Good options to use for httrack to mirror a large-ish site.

Quick copy and paste

httrack --connection-per-second=50 --sockets=80 --keep-alive --display --verbose --advanced-progressinfo --disable-security-limits -n -i -s0 -m -F 'Mozilla/5.0 (X11;U; Linux i686; en-GB; rv:1.9.1) Gecko/20090624 Ubuntu/9.04 (jaunty) Firefox/3.5' -A100000000 -#L500000000 'YOURURL'
  • ignores robots.txt
  • allows for a queue of 500M unfetched URLS
  • custom useragent
  • pretty fast (uses several connections at once)
  • will re-write links so they work offline

A rundown of the previous options

  • --connection-per-second=50: This allows for up to 50 connections per second.
  • --sockets=80: Opens up to 80 sockets.
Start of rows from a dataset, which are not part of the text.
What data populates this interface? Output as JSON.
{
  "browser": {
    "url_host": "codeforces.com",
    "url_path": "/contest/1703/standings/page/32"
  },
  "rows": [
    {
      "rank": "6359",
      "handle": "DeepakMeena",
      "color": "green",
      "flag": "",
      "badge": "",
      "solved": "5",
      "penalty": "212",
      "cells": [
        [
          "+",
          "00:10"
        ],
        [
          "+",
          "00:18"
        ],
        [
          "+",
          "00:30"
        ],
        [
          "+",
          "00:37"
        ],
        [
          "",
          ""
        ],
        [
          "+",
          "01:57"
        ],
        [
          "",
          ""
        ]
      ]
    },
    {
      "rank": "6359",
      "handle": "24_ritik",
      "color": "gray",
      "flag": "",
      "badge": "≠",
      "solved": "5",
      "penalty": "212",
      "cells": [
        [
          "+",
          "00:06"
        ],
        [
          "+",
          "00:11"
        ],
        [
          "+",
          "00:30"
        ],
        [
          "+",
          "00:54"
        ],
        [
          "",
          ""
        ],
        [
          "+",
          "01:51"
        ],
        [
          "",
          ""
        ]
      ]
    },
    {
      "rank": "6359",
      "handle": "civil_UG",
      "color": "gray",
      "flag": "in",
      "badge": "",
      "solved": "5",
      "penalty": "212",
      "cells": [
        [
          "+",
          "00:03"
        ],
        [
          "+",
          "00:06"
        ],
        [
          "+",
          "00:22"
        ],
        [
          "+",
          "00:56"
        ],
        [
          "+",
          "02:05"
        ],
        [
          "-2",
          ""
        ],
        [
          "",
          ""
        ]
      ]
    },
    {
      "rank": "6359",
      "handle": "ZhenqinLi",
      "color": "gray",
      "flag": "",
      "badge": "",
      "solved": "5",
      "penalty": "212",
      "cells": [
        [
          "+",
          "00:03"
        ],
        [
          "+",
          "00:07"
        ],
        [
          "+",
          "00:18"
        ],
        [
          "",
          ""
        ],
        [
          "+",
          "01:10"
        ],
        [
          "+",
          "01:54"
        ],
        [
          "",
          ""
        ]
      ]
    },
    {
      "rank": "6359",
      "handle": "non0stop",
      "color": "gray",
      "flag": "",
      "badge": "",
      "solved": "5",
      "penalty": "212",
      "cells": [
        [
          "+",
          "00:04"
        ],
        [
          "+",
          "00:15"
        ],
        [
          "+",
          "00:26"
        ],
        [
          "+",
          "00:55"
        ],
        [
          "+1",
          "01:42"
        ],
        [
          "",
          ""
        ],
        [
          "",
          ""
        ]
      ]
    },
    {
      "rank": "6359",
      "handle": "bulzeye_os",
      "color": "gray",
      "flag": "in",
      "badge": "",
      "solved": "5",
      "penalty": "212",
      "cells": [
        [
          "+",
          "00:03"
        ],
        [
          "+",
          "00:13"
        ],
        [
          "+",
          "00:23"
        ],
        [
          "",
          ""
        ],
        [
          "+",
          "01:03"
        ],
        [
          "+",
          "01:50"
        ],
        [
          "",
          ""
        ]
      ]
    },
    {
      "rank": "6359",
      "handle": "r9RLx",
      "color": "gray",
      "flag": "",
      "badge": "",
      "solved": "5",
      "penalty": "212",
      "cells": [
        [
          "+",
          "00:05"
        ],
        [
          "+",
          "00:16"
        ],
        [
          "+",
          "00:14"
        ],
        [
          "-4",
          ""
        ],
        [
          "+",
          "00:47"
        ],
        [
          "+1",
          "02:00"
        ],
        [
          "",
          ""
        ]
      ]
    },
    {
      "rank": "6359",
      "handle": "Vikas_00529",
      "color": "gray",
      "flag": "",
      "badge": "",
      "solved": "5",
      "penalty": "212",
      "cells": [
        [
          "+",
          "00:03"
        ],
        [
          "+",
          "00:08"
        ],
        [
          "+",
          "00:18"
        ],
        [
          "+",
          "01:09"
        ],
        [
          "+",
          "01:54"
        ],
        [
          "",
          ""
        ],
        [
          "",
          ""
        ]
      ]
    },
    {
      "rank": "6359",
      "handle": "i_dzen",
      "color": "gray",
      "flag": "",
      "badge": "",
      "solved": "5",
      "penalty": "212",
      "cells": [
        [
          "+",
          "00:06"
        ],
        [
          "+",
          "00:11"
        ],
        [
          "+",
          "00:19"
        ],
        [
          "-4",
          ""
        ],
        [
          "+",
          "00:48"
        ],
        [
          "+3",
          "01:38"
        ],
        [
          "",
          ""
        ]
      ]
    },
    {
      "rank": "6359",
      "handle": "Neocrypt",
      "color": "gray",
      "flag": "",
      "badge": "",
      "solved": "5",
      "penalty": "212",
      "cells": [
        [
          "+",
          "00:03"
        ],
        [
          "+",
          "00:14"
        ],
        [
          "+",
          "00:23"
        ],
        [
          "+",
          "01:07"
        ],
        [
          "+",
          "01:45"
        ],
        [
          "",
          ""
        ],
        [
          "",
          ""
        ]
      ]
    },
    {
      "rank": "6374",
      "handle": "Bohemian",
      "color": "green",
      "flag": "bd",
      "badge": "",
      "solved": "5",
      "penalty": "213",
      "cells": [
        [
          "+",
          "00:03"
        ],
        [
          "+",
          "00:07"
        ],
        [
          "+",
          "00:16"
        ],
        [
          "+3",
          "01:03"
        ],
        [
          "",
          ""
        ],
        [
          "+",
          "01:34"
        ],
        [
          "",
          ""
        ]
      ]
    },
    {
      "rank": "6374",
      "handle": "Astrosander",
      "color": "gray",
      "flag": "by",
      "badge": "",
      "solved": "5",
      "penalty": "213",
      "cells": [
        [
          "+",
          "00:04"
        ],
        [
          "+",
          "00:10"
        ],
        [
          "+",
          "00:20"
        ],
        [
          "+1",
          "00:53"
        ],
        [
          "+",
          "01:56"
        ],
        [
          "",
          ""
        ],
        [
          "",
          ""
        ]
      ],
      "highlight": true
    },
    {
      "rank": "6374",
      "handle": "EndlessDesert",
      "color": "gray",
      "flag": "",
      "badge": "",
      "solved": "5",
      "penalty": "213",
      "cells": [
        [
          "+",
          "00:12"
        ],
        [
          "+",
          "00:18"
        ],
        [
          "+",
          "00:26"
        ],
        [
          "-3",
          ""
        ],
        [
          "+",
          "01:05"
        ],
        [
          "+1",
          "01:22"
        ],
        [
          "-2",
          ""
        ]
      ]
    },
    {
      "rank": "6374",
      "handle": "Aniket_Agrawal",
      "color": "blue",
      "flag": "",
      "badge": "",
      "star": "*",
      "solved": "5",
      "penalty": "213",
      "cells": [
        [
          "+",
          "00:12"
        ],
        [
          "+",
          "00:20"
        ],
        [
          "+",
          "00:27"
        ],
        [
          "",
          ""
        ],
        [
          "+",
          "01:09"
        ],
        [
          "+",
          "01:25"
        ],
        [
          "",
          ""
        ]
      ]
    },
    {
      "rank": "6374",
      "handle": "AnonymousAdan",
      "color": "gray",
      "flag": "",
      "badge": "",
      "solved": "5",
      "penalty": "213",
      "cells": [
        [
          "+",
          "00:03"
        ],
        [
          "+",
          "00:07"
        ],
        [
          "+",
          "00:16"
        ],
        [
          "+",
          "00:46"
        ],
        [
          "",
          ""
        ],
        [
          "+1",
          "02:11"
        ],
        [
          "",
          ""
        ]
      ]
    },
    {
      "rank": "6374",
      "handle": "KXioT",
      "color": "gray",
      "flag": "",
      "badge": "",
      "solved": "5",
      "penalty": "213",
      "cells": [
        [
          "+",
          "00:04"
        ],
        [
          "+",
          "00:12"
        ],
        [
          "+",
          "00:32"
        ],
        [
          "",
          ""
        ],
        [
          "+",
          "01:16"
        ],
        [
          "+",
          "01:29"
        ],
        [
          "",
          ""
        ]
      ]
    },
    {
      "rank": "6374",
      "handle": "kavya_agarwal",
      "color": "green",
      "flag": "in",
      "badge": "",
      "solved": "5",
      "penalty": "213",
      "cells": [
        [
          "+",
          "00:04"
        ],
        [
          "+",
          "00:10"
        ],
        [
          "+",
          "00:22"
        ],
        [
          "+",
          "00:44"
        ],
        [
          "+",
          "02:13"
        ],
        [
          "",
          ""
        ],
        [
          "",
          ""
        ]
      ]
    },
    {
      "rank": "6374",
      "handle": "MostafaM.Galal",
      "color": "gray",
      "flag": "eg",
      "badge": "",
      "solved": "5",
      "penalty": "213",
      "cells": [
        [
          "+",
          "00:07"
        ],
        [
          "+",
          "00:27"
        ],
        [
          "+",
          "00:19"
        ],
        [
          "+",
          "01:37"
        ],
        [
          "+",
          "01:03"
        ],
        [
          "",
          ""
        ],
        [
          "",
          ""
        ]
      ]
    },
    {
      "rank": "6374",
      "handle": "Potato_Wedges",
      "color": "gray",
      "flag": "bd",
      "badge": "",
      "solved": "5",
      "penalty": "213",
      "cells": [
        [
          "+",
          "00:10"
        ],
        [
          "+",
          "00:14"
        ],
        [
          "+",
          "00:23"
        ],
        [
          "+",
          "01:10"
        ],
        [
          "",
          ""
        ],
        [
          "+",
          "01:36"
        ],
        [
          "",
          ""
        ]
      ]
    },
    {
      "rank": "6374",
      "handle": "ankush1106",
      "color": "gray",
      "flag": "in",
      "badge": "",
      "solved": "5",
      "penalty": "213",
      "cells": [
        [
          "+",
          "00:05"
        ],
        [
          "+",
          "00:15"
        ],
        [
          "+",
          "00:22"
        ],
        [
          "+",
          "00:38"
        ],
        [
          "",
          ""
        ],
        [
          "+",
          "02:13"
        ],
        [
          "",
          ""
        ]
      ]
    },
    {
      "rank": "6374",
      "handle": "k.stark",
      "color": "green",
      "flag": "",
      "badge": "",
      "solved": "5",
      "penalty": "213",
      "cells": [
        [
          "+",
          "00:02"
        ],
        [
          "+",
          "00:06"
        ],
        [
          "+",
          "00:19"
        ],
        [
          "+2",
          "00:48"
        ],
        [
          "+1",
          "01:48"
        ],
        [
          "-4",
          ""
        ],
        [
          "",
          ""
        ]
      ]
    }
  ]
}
If this gives you errors, lower this to 48.
  • --disable-security-limits,-A100000000: By default, HTTrack attempts to play nicely with webservers, and tries not to overload them by limiting the download speed to 25kbps. On text-based sites this is normally good, but it becomes a hassle when the site is image-heavy. The first option disables the forced limit and the second one raises the limit to a large amount.
  • -s0: Tells HTTrack to disobey robots.txt.
  • -F: Sets the user agent.
  • -#L500000000: Raises the maximum amount of links HTTrack fetches to 500M. Raise if needed.
  • -n: This gets all nearby files (all files shown on a page), rather than only those on the domain name, which is HTTracks default behavior.

Other options


NOTE: httrack runs java internally (I believe) and is limited to 2GB of ram. Not sure if a 64-bit version of it will allow for a larger crawl queue.